Anonymes, l’Amérique sans nom
Questions d’identités
Au BAL, ce nouveau lieu dédié à la photographie d’obédience documentaire (sans exclusivité sectaire pour autant), l’exposition inaugurale relève de la réussite. « Anonymes, l’Amérique sans nom » propose une sélection d’œuvres contemporaines resserrée autour de la figure séminale du photographe Walker Evans et notamment des séries qu’il a publié dans la presse des années 1940 aux confins des sixties. Ouvriers à l’embauche d’une usine d’armement durant la Seconde Guerre Mondiale, passagers du métro de Boston, « Labor Anonymous », galerie de portraits de rue saisissant sur d’étonnants fonds unis montrant des travailleurs et d’un couple de Detroit, tous marchant de trois-quarts dans un mouvement suspendu bizarre.
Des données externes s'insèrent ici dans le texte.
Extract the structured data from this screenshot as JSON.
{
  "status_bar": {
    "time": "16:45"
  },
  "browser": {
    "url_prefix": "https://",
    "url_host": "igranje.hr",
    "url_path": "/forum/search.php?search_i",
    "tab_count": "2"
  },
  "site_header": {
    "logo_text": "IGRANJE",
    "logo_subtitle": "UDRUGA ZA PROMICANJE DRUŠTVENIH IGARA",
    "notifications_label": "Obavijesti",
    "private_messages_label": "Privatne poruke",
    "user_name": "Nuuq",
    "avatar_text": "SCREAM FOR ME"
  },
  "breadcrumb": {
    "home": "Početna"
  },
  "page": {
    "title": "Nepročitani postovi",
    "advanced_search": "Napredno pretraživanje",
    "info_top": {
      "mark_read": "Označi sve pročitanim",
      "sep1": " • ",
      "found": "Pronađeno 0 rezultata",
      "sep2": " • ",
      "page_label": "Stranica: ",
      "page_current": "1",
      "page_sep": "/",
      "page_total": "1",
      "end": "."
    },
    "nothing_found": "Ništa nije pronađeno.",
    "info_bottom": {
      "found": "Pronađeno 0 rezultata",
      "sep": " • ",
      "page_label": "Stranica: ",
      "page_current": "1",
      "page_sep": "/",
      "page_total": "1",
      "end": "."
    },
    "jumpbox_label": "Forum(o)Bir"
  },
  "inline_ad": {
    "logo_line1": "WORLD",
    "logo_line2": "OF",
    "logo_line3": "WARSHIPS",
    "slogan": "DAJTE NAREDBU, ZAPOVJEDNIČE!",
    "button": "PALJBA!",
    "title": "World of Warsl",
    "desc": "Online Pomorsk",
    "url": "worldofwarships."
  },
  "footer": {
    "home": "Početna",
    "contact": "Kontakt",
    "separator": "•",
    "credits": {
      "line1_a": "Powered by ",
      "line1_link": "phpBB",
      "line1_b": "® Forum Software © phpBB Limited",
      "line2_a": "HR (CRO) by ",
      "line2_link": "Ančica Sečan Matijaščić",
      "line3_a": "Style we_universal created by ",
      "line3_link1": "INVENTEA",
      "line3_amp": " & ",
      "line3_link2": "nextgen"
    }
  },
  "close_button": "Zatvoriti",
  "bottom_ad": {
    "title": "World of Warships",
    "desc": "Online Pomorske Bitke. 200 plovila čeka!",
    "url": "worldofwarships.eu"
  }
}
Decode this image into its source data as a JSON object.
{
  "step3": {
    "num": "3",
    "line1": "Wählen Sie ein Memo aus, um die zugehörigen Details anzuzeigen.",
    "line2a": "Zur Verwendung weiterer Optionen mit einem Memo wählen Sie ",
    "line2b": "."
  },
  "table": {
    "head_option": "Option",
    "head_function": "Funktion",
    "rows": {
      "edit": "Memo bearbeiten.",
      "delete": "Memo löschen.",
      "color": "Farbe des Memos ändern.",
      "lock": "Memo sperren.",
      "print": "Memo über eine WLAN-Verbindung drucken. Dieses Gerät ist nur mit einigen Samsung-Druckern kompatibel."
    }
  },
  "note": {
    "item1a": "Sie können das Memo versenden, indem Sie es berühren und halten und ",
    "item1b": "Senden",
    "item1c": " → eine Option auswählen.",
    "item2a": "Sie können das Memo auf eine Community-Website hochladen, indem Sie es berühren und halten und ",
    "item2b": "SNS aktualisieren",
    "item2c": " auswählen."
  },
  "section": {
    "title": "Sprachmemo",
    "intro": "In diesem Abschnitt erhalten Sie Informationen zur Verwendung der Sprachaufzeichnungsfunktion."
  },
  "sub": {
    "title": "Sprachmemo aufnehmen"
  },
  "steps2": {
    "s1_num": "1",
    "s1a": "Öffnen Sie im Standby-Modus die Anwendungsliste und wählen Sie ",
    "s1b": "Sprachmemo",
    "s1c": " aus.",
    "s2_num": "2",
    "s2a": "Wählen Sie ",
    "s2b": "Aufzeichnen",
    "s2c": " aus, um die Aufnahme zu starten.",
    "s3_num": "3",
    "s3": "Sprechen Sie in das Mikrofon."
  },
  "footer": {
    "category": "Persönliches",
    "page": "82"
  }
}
L’orientation de lecture est ainsi immédiatement donnée. En pleine crise sociale, à une époque où les vocables de « masse laborieuse » ou de « classe ouvrière » semblent désuets, où personne n’aspire à se fondre dans l’anonymat du nombre, l’exposition remonte l’histoire de cette singularité de la photographie américaine : humaniste, socialiste et hautement sensible au destin de l’anonyme malgré un culte patent de l’individualisme. L’anonyme est ce visage plutôt masculin que l’on croise dans les rues, à l’identité lissée par le Taylorisme, usé par le travail à la chaîne qui a fait de lui un boulon, une anecdote sans nom de la grande machine de la productivité.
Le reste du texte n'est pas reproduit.